A simple example of a common problem: Joe and Jack want to modify the same row in a database. They do that using the same tool. Joe starts the functionality to edit the specific row and starts working on it. Jack opens the functionality a little later, but because he's the quicker thinker he beats Joe in completing the modifications and saves his work to the database first. When Jack is done editing the specific row, Joe finally completes his modifications of the same row and saves is work too.
Now... what should happen?
- Joe should be able to overwrite Jack's data. Jack looses his work. (Last Save Wins)
- Jack's work should be preserved, Joe shouldn't be able to save his work and thus looses his work. (First Save Wins)
Besides the emotional stress this can bring (this is no joke, there are applications who have screens which require 10 or more minutes to complete and at the end the user gets a notification that it was all for nothing because he can't save the work due to a nice concurrency control mechanism), the time spend by Joe on the useless modifications can be spend better. Both methods are inefficient: always at least one person looses time and work. Other known methods, like 2-phase locking (2PL / Strict 2PL), Multi-version-concurrency-control (MVCC in Oracle), other database-locking variants, they all cause the loss of work at the end of a workflow cycle, when the work performed is stored.
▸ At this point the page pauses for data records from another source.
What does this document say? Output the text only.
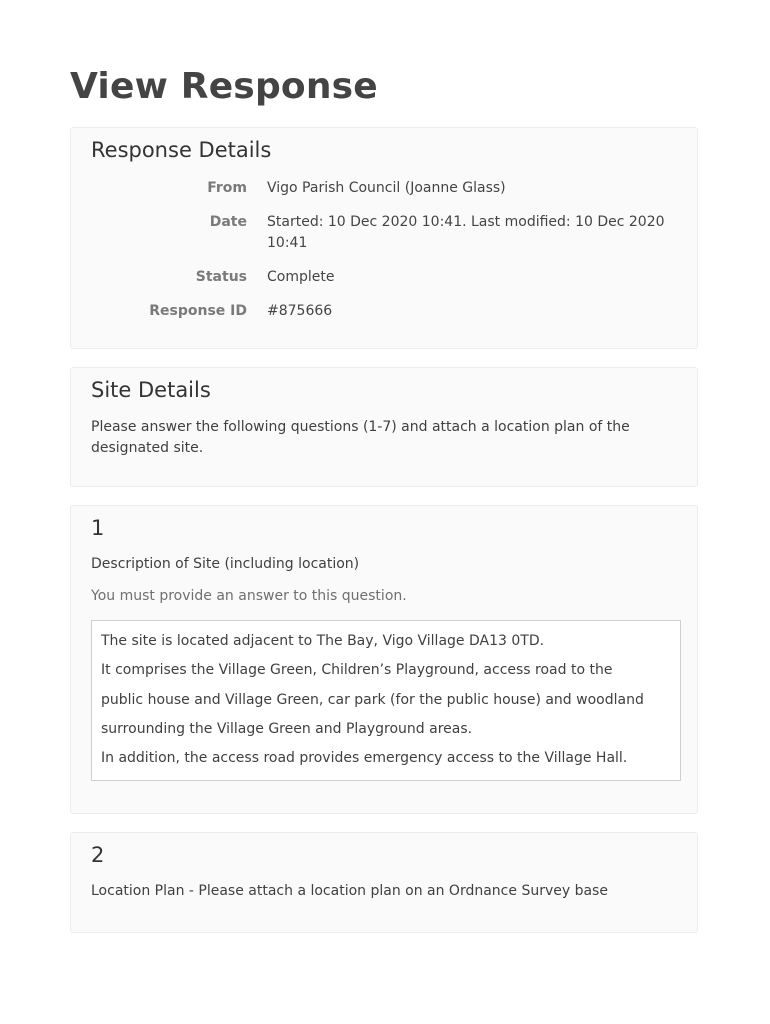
View Response
Response Details
From Vigo Parish Council (Joanne Glass)
Date Started: 10 Dec 2020 10:41. Last modified: 10 Dec 2020 10:41
Status Complete
Response ID #875666
Site Details

Please answer the following questions (1-7) and attach a location plan of the designated site.

1

Description of Site (including location)

You must provide an answer to this question.

The site is located adjacent to The Bay, Vigo Village DA13 0TD.
It comprises the Village Green, Children’s Playground, access road to the
public house and Village Green, car park (for the public house) and woodland
surrounding the Village Green and Playground areas.
In addition, the access road provides emergency access to the Village Hall.
2

Location Plan - Please attach a location plan on an Ordnance Survey base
So there is no best method?
If you focus on the resources in the database and use low level methods to prevent multiple changes on a shared resource on that low level in the application stack, there is no best method: all are causing the loss of work in some form. The only true method that works is the method of good organization and an application which helps you with that, sometimes called Functionality Locking. In the example above, Joe and Jack are both modifying the same row. If you didn't wonder "Why?", start this article at the top and re-read it. If you did, you are on the right track. You see, the less concurrency you create in your application, the less problems it will bring. If Jack, who starts later with the same functionality, isn't able to start the editor for editing the same datarow, because Joe is already busy with the row, he can do something else with his time, because the modifications he has to make will or be lost or will cause that someone else looses his work.
It would be better if Jack then would be notified that a user "Joe" was already working on that row, which then would enlighten an inefficient way of working in the organization, which is fixed by transferring the work Jack had planned for that datarow to Joe, because he's working on that row already. This can be implemented with a common gateway, today we call them webservice. A common gateway to your shared functionality among users can control functionality locking for one application and also for more applications who want to modify the same shared resource.
So, every time you write code to pop up a window to notify the user he can't save his work because another user has already modified the rows he tries to overwrite, ask yourself this: "wouldn't it be better to notify the user before he started working on that rows?". Software is not created to keep us busy (ok, some is ;)), it is created (or better: should be created) for making processes more efficient and thus organizations which have a lot of such processes should perform more efficient. Software which tosses away even a fraction of the work done by a single employee because some other employee has done the same already, is inefficient and should be replaced, since it doesn't help the processes be more efficient, on the contrary, software should help the organization with the implementation of more efficient ways to perform the processes encountered in the organization.